With an IPX5 rating, the EcoFlow Blade and charging base are fine out in the rain, which is just as well because it has been very wet here recently. Just like any mower, it cannot cope with wet grass. The Blade has a rain sensor, and you can set a rain delay in the app so that it waits a while after the rain stops to start mowing again. The one morning the Blade started up when the grass was still dewy, it became clogged and told me it was stuck about two minutes into the job.
The front wheels have gaps that get clogged pretty regularly. Thankfully, the open design makes it pretty easy to clean, and you can even turn a low pressure hose on it. For some reason, snails seem to love it. I have had to clean them out of the front grill several times.
My kids frequently leave stuff on the lawn, and the EcoFlow Blade impressed with its obstacle avoidance. Small objects, like a sandcastle bucket and a football, were given a wide berth. But the flip side is that it leaves a border around the lawn uncut. At the bottom edge, which opens onto a path, it cuts right to the edge, but around the side where there are plants and other obstacles it leaves a strip about a foot wide. Narrow paths are also a problem. If you have two sections of lawn you want mowed, but the path between them is less than 3 feet wide and there’s a fence or wall on either side, the EcoFlow Blade probably won’t be able to get there.
You can always use manual control in the app if the EcoFlow Blade gets stuck, but it’s only for guiding the mower back to the charging station or marking out cutting areas. Sadly, you can’t have it cut while you manually control it. That means you are stuck getting the regular mower or trimmer out to do the edges.
While the EcoFlow Blade is nowhere near as noisy as a regular mower, it is loud for a robot mower. My Apple Watch reckons it went as high as 65 decibels. It also makes an annoying reversing sound, says “Charging” when it hits the base, and utters a few other phrases. Thankfully you can turn the speech and sound volume down in the app. You can also turn off the superfluous light on the mower but not the bright green light on the charging station.
Everyone who spotted the EcoFlow Blade grinned and asked about it, but when I revealed the $2,899 price, they all pulled the same horrified expression. It is a lot. You can also buy it bundled with a Lawn Sweeper Kit that can clear away leaves and other debris before you mow for $3,199 (MSRP $3,599). For folks in the UK, those prices are the same in GBP.

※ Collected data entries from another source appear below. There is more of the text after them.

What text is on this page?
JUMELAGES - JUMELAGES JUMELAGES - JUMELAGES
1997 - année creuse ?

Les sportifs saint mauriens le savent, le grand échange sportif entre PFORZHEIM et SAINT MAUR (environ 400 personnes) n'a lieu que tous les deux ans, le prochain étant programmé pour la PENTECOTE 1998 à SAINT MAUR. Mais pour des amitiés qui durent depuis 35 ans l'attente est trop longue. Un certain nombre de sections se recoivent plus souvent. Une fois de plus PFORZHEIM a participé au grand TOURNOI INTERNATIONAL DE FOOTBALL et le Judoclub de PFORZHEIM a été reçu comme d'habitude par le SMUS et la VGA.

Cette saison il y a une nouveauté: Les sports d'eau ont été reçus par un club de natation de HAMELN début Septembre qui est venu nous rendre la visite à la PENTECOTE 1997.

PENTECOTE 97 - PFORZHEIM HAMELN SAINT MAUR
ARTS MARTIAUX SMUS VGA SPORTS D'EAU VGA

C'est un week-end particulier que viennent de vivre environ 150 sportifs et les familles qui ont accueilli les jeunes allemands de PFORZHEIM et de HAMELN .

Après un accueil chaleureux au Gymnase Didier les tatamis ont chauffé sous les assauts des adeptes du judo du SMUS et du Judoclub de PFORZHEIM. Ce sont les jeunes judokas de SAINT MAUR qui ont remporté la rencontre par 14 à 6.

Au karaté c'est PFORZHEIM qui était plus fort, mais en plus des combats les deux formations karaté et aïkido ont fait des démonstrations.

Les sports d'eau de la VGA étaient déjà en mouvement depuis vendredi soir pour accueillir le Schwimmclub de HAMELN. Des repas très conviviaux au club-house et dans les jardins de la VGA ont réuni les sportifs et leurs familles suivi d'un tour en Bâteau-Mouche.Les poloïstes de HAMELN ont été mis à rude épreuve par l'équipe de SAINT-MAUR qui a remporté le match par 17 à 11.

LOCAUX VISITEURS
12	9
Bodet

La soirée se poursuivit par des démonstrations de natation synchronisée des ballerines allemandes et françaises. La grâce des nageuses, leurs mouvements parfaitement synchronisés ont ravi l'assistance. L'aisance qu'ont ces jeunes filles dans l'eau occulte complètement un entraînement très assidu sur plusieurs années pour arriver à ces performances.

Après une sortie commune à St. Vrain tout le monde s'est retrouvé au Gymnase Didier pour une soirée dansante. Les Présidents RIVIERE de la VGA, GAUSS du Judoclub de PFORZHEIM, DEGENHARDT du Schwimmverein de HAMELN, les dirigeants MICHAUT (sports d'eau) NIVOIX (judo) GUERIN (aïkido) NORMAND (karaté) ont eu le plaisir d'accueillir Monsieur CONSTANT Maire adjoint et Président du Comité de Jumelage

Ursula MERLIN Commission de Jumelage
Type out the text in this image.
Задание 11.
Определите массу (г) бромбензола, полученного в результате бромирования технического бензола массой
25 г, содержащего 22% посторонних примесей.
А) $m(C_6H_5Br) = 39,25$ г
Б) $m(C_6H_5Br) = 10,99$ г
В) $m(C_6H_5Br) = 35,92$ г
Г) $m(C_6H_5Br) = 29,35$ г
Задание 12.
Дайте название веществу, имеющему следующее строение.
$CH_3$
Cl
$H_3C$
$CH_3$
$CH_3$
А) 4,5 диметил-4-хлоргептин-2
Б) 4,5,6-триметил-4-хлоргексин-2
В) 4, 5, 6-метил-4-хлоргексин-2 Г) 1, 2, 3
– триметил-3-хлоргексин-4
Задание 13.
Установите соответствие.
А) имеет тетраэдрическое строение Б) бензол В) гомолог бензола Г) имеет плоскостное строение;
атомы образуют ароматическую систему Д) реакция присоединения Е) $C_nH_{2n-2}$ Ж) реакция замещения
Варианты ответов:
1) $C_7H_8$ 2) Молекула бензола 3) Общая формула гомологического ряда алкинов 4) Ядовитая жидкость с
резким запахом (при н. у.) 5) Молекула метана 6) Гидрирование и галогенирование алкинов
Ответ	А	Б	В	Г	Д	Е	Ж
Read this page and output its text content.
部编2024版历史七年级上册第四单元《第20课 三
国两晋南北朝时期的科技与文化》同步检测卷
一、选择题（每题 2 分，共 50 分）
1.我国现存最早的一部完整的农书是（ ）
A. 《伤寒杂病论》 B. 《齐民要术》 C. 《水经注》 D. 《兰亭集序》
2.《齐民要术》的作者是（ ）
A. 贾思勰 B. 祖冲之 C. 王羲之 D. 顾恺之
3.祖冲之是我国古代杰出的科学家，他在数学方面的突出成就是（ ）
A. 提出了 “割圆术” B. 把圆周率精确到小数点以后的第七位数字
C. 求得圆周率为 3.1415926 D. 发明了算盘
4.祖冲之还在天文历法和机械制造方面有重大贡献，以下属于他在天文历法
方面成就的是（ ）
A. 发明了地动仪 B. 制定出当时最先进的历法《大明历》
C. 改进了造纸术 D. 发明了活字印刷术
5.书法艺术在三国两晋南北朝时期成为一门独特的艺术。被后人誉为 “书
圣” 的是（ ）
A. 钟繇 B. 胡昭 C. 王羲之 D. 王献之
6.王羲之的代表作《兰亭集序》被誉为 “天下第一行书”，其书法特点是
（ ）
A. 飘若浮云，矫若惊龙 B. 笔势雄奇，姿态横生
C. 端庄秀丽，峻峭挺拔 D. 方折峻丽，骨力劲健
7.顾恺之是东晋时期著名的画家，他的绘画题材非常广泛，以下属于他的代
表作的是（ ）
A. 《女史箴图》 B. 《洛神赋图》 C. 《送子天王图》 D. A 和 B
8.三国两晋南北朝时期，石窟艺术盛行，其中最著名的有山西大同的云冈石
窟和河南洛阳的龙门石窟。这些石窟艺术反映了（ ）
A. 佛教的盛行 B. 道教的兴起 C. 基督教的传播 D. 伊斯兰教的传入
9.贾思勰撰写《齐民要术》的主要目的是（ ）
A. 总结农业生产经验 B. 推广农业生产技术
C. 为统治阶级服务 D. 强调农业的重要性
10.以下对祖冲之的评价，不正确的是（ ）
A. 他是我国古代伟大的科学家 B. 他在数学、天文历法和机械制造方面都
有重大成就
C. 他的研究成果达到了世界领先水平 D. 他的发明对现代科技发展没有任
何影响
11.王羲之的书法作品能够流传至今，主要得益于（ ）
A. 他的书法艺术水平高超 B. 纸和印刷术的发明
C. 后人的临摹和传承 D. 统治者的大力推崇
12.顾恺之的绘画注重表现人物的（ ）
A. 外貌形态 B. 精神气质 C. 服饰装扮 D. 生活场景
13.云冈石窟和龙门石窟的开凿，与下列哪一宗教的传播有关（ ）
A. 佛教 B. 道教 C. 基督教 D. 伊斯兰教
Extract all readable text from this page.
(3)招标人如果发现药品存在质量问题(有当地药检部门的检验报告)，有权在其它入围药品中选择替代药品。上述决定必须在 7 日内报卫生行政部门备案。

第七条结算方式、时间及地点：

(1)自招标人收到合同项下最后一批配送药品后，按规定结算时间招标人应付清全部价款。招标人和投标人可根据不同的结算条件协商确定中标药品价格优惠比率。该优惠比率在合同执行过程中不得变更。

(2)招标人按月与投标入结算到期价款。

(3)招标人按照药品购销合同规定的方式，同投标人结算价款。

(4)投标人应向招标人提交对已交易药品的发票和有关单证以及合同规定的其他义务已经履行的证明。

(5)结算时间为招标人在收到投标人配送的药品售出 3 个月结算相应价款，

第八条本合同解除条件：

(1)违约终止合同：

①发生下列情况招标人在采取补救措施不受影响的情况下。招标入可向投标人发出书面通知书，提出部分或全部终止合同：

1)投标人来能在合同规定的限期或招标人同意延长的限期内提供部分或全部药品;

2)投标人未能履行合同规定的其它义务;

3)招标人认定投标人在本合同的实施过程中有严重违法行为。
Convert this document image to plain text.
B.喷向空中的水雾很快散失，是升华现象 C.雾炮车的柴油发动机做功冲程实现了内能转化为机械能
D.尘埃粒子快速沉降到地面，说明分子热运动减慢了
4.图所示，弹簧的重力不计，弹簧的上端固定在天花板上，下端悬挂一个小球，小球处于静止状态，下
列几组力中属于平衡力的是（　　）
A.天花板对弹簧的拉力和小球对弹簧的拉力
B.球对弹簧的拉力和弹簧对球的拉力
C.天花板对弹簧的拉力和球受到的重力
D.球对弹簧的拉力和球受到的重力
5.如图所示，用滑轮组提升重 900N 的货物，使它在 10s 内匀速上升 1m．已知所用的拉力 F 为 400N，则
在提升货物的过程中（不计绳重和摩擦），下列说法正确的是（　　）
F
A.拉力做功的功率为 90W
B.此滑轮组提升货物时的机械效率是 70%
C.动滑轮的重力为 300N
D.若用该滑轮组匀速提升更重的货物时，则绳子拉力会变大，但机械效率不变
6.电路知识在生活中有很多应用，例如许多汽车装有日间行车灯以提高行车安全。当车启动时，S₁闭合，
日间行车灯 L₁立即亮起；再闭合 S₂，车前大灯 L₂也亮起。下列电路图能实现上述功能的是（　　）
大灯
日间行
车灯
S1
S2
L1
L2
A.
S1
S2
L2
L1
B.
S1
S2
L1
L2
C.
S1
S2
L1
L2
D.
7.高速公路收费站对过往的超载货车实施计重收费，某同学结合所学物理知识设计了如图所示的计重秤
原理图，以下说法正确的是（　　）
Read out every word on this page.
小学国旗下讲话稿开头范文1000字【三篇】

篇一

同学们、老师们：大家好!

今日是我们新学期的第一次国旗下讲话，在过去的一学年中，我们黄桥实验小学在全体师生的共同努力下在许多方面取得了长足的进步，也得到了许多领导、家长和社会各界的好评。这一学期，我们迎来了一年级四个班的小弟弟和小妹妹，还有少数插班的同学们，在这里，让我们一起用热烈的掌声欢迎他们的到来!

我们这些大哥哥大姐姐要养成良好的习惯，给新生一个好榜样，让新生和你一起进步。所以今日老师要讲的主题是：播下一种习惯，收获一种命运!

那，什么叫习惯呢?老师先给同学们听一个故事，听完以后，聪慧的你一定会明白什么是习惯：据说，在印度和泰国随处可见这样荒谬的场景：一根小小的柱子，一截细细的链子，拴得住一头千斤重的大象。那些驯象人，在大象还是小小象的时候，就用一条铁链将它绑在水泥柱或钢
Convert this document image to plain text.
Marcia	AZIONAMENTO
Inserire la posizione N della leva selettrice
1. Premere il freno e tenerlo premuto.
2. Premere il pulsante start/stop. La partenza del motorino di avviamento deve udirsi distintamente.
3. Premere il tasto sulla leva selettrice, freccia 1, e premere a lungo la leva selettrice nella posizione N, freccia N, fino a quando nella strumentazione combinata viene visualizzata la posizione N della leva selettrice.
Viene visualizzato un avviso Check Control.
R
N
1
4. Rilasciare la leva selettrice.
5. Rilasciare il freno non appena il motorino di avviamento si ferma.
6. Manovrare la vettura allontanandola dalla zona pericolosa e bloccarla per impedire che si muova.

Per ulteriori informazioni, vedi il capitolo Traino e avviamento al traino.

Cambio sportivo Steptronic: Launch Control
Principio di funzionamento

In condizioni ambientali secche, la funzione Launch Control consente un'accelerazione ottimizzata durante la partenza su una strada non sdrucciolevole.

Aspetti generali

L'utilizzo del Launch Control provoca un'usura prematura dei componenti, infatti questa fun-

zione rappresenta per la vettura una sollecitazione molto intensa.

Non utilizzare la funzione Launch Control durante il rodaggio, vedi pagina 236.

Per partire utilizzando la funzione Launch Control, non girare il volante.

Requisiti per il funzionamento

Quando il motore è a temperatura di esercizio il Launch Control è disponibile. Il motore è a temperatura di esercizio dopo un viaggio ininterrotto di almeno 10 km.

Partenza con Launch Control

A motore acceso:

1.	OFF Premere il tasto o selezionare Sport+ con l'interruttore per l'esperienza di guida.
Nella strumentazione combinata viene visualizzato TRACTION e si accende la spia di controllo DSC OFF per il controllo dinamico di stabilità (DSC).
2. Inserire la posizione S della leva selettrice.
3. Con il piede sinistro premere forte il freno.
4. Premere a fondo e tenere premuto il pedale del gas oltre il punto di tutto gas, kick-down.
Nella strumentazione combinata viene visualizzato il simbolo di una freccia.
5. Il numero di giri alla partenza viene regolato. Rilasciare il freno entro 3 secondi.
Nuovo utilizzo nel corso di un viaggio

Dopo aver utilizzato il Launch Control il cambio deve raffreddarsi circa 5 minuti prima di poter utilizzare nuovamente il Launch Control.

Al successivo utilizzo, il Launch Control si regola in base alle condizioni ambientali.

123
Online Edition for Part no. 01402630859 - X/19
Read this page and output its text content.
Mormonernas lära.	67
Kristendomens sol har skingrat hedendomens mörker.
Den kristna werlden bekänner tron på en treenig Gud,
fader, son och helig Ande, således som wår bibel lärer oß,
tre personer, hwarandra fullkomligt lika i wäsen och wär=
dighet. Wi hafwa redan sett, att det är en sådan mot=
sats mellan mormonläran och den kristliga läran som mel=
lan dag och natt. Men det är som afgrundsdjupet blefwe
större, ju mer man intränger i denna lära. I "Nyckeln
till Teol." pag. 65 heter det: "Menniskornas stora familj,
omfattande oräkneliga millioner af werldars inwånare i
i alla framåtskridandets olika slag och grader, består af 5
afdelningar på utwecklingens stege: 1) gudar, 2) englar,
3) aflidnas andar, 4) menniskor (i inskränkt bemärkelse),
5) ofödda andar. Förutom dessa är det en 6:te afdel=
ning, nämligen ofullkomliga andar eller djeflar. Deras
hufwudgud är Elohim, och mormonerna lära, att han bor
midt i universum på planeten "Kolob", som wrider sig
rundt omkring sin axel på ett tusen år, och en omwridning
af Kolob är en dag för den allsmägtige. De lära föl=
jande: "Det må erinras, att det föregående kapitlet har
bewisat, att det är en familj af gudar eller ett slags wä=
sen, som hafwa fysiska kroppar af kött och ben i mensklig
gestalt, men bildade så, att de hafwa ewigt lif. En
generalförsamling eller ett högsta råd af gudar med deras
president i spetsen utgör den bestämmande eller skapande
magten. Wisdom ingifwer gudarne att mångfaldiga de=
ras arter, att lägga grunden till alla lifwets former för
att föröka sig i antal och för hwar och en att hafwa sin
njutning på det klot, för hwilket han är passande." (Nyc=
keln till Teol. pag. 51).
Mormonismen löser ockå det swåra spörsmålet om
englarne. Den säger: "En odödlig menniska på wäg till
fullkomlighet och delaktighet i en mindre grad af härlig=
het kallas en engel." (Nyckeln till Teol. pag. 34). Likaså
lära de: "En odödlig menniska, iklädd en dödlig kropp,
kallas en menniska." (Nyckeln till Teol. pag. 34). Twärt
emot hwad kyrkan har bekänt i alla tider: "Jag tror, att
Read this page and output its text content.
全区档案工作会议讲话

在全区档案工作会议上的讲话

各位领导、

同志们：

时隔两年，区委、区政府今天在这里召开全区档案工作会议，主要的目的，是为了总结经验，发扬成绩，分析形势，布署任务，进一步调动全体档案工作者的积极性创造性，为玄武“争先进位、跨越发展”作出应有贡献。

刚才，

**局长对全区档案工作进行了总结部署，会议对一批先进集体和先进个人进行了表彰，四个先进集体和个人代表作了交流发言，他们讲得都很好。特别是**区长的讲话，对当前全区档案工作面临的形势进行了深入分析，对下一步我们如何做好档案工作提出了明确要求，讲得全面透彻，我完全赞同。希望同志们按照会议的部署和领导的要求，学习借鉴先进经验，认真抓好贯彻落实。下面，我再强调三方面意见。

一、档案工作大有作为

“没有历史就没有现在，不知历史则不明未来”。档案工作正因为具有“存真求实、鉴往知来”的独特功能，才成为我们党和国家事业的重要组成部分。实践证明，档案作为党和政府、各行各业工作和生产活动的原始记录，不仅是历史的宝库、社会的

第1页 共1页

Considering the asking price, I expected a smoother experience. EcoFlow must work out the kinks if it wants happy customers. Unless you have a big lawn (certainly more than 1,000 square feet), I would not consider the EcoFlow Blade. There are other robot mowers that require a trickier setup and lack some of the smarts, but are also far cheaper. And unfortunately, for a near-seamless experience, you may have to pay much more; Husqvarna’s premium robot mower is almost twice as much (9/10, WIRED Recommends).